Patriotismo é nome que se dá ao sentimento de afeto que a maior parte das pessoas sente em relação ao país em que nasceu. Essa afeição também é quase natural. No entanto, não é raro que pessoas troquem de cidadania, se necessário abandonando a anterior. E países por vezes renegam seus cidadãos: condenam-nos a banimento, condenam-nos à morte e os executam, ou coisas assemelhadas.

Chamei o afeto de filhos para pais e dos indivíduos para com o país em que nascem de “quase natural”. Não os acho naturais, decorrentes de nossa própria natureza como seres humanos. Esses afetos nos foram incutidos desde pequenos – mas podem ser extirpados, se houver uma boa razão que o justifique.

A atual situação política brasileira e os desmandos relativos à preparação para a Copa do Mundo de 2014 ensejaram o aparecimento de um fenômeno atípico: um número considerável de brasileiros que não vão torcer para o Brasil nesta Copa. Eu estou entre eles.

Gosto muito de futebol. Na Copa do Mundo de 2002, que aconteceu poucos meses depois do meu infarto, sempre que o Brasil jogava eu saía andando pelas ruas da cidade ou pelas estradas vicinais de Salto, para não ficar estressado vendo o jogo, tamanho era o meu envolvimento.
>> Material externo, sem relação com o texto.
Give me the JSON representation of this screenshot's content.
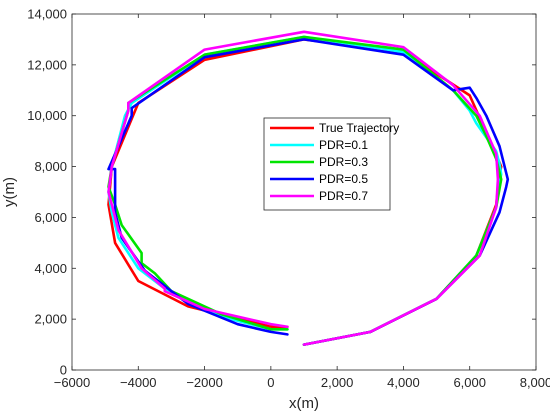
{
  "chart_data": {
    "type": "line",
    "title": "",
    "xlabel": "x(m)",
    "ylabel": "y(m)",
    "xlim": [
      -6000,
      8000
    ],
    "ylim": [
      0,
      14000
    ],
    "xticks": [
      -6000,
      -4000,
      -2000,
      0,
      2000,
      4000,
      6000,
      8000
    ],
    "xtick_labels": [
      "−6000",
      "−4000",
      "−2000",
      "0",
      "2,000",
      "4,000",
      "6,000",
      "8,000"
    ],
    "yticks": [
      0,
      2000,
      4000,
      6000,
      8000,
      10000,
      12000,
      14000
    ],
    "ytick_labels": [
      "0",
      "2,000",
      "4,000",
      "6,000",
      "8,000",
      "10,000",
      "12,000",
      "14,000"
    ],
    "grid": false,
    "legend_position": "center-right",
    "series": [
      {
        "name": "True Trajectory",
        "color": "#ff0000",
        "x": [
          1000,
          3000,
          5000,
          6200,
          6800,
          6900,
          6950,
          6850,
          6000,
          4000,
          1000,
          -2000,
          -4000,
          -4800,
          -4900,
          -4700,
          -4000,
          -2500,
          0,
          500
        ],
        "y": [
          1000,
          1500,
          2800,
          4500,
          6500,
          7700,
          8000,
          8300,
          10800,
          12500,
          13000,
          12200,
          10500,
          8000,
          6500,
          5000,
          3500,
          2500,
          1700,
          1700
        ]
      },
      {
        "name": "PDR=0.1",
        "color": "#00ffff",
        "x": [
          1000,
          3000,
          5000,
          6200,
          6800,
          6900,
          6950,
          6900,
          6800,
          6200,
          6000,
          5500,
          4000,
          1000,
          -2000,
          -4200,
          -4400,
          -4800,
          -4900,
          -4800,
          -4600,
          -4000,
          -3000,
          -1500,
          0,
          500
        ],
        "y": [
          1000,
          1500,
          2800,
          4500,
          6400,
          7300,
          7700,
          8100,
          8600,
          9700,
          10200,
          11000,
          12500,
          13100,
          12400,
          10500,
          10000,
          8000,
          7000,
          6200,
          5200,
          4000,
          3000,
          2100,
          1600,
          1600
        ]
      },
      {
        "name": "PDR=0.3",
        "color": "#00e400",
        "x": [
          1000,
          3000,
          5000,
          6200,
          6800,
          6950,
          6800,
          6500,
          6200,
          5500,
          4000,
          1000,
          -2000,
          -4300,
          -4300,
          -4800,
          -4900,
          -4700,
          -4500,
          -3900,
          -3900,
          -3500,
          -3000,
          -1500,
          0,
          500
        ],
        "y": [
          1000,
          1500,
          2800,
          4500,
          6400,
          7500,
          8300,
          9200,
          10000,
          11000,
          12600,
          13100,
          12400,
          10500,
          10200,
          8000,
          7200,
          6500,
          5700,
          4600,
          4200,
          3800,
          3100,
          2200,
          1600,
          1600
        ]
      },
      {
        "name": "PDR=0.5",
        "color": "#0000ff",
        "x": [
          1000,
          3000,
          5000,
          6300,
          6900,
          7100,
          7150,
          6900,
          6500,
          6200,
          6000,
          5500,
          4000,
          1000,
          -2000,
          -4200,
          -4200,
          -4900,
          -4700,
          -4700,
          -4500,
          -3800,
          -2500,
          -1000,
          0,
          500
        ],
        "y": [
          1000,
          1500,
          2800,
          4500,
          6200,
          7200,
          7500,
          8800,
          10000,
          10700,
          11100,
          11000,
          12400,
          13000,
          12300,
          10300,
          10000,
          7900,
          7900,
          6200,
          5200,
          3900,
          2600,
          1800,
          1500,
          1400
        ]
      },
      {
        "name": "PDR=0.7",
        "color": "#ff00ff",
        "x": [
          1000,
          3000,
          5000,
          6300,
          6800,
          6850,
          6800,
          6300,
          5500,
          4000,
          1000,
          -2000,
          -4300,
          -4300,
          -4800,
          -4900,
          -4600,
          -3900,
          -3200,
          -3200,
          -2000,
          0,
          500
        ],
        "y": [
          1000,
          1500,
          2800,
          4500,
          6400,
          7500,
          8500,
          10000,
          11200,
          12700,
          13300,
          12600,
          10500,
          10200,
          8000,
          7000,
          5500,
          4000,
          3200,
          3100,
          2400,
          1800,
          1700
        ]
      }
    ]
  }
}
Este ano, quando decidi que não iria torcer para o Brasil – mais do que isso, que iria torcer contra o Brasil – eu me perguntei se conseguiria. Ontem, dia 12/6, dia da abertura da Copa, em que o Brasil jogou contra a Croácia, eu tive a comprovação: consegui torcer contra o Brasil. Mas, mais importante, senti-me, em relação ao jogo, como se fosse um jogo entre duas seleções que nada tinham que ver comigo, mas que, como se fosse arbitrariamente, eu havia escolhido torcer para uma, a Croácia, e não o Brasil. Não senti emoção vendo o jogo nem comemorei nenhum gol. Senti um certo nojo moral ao ver a encenação do Fred, mas era semelhante ao que senti quando vi aquele jogador francês fazer um gol com a mão, removendo a Irlanda da última Copa. A coisa era moralmente repugnante, mas não era como se um concidadão meu a estivesse perpetrando. Fred virara um estranho. Senti o mesmo nojo quando o Neymar deu uma cotovelada na cara de um croata. Se eu fosse o juiz o teria expulsado. Mas não era. Tive só uma vontade de cuspir.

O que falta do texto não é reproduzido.